Tracy Morgan’s part as the narrator, in the beginning, was hilarious, to the point you sort of wish he did more vulgar Christmas rhymes throughout the movie.
Seth Rogen playing someone on recreational drugs was hilarious. To the point that I honestly hope, as he reaches that point where he may try to do a dramedy type film, that maybe he plays a drug addict trying to get clean.
The relationships of the film, whether it is the friendships between the leads, or the relationships they have with their spouse, or mother, all bring you a sense of family and love which only a comedy written by Evan Goldberg, the man who writes, and produces, nearly all of Seth Rogen’s movies, could have.
On The Fence
For me, while the actors involved nail the comedy, unfortunately, the dramatic moments, or rather the ones which should get you teary eyed, sort of fall flat. I mean, you recognize Ethan is still hurting from losing his parents on one of the handful of days families come together, but there is no hard hitting gut punch which has you switch from laughter to tears at all. Ethan’s backstory is just an explanation, not something which ultimately will draw any emotion out of you.
Overall: TV Viewing
Is The Night Before a Christmas classic? No. In fact, even with about 30 some odd laughs I’d say it is quite forgettable.
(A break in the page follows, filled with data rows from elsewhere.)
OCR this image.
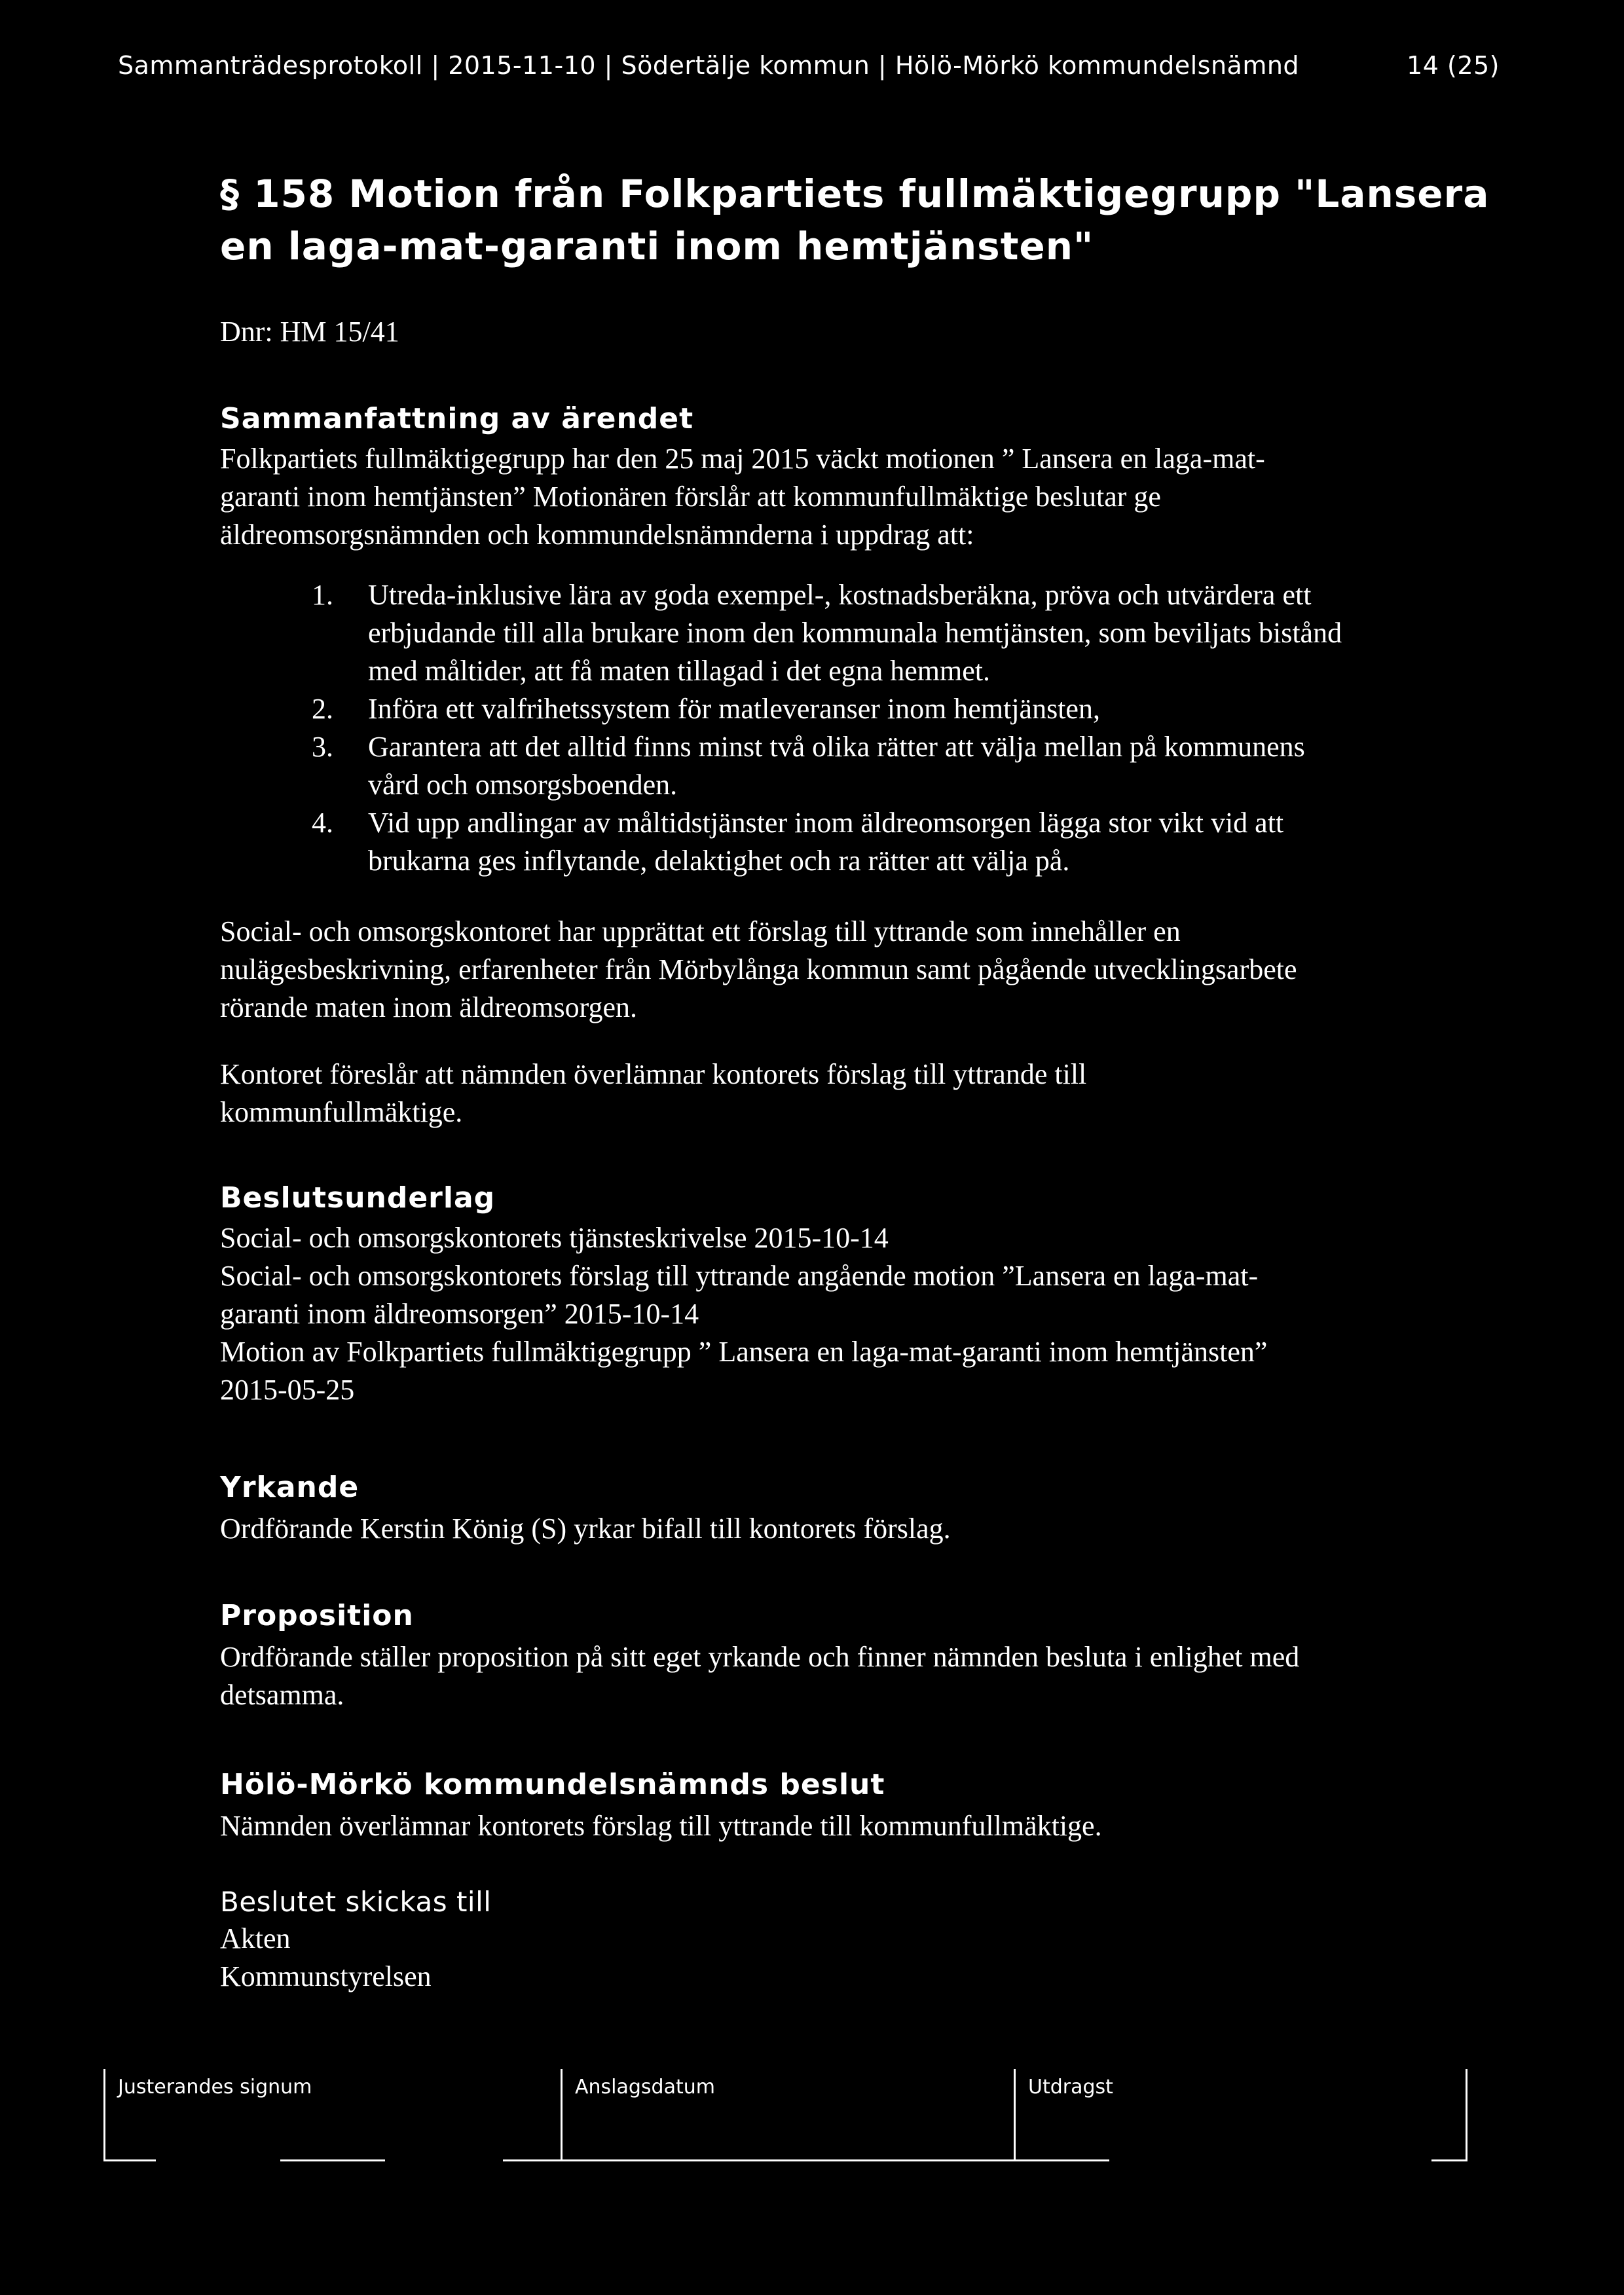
Sammanträdesprotokoll | 2015-11-10 | Södertälje kommun | Hölö-Mörkö kommundelsnämnd	14 (25)
§ 158 Motion från Folkpartiets fullmäktigegrupp "Lansera
en laga-mat-garanti inom hemtjänsten"
Dnr: HM 15/41
Sammanfattning av ärendet
Folkpartiets fullmäktigegrupp har den 25 maj 2015 väckt motionen ” Lansera en laga-mat-
garanti inom hemtjänsten” Motionären förslår att kommunfullmäktige beslutar ge
äldreomsorgsnämnden och kommundelsnämnderna i uppdrag att:
1.	Utreda-inklusive lära av goda exempel-, kostnadsberäkna, pröva och utvärdera ett
erbjudande till alla brukare inom den kommunala hemtjänsten, som beviljats bistånd
med måltider, att få maten tillagad i det egna hemmet.
2.	Införa ett valfrihetssystem för matleveranser inom hemtjänsten,
3.	Garantera att det alltid finns minst två olika rätter att välja mellan på kommunens
vård och omsorgsboenden.
4.	Vid upp andlingar av måltidstjänster inom äldreomsorgen lägga stor vikt vid att
brukarna ges inflytande, delaktighet och ra rätter att välja på.
Social- och omsorgskontoret har upprättat ett förslag till yttrande som innehåller en
nulägesbeskrivning, erfarenheter från Mörbylånga kommun samt pågående utvecklingsarbete
rörande maten inom äldreomsorgen.
Kontoret föreslår att nämnden överlämnar kontorets förslag till yttrande till
kommunfullmäktige.
Beslutsunderlag
Social- och omsorgskontorets tjänsteskrivelse 2015-10-14
Social- och omsorgskontorets förslag till yttrande angående motion ”Lansera en laga-mat-
garanti inom äldreomsorgen” 2015-10-14
Motion av Folkpartiets fullmäktigegrupp ” Lansera en laga-mat-garanti inom hemtjänsten”
2015-05-25
Yrkande
Ordförande Kerstin König (S) yrkar bifall till kontorets förslag.
Proposition
Ordförande ställer proposition på sitt eget yrkande och finner nämnden besluta i enlighet med
detsamma.
Hölö-Mörkö kommundelsnämnds beslut
Nämnden överlämnar kontorets förslag till yttrande till kommunfullmäktige.
Beslutet skickas till
Akten
Kommunstyrelsen
Justerandes signum	Anslagsdatum	Utdragst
If only because I feel like Rogen and Goldberg are still working on how to make people laugh, have them relate to characters, and maybe get their emotions played with. Thus making this film more so just another attempt toward that goal than a masterpiece in either comedy or dramedy. However, even with that said, as with most of Rogen’s movies you can expect laughter, the type of craziness which could only come from stoner comedies, and a film which strongly is about friendship and family, and the difficulty it is to actively participate in both and make everyone happy. All the while, still feeling young and like you can do almost anything.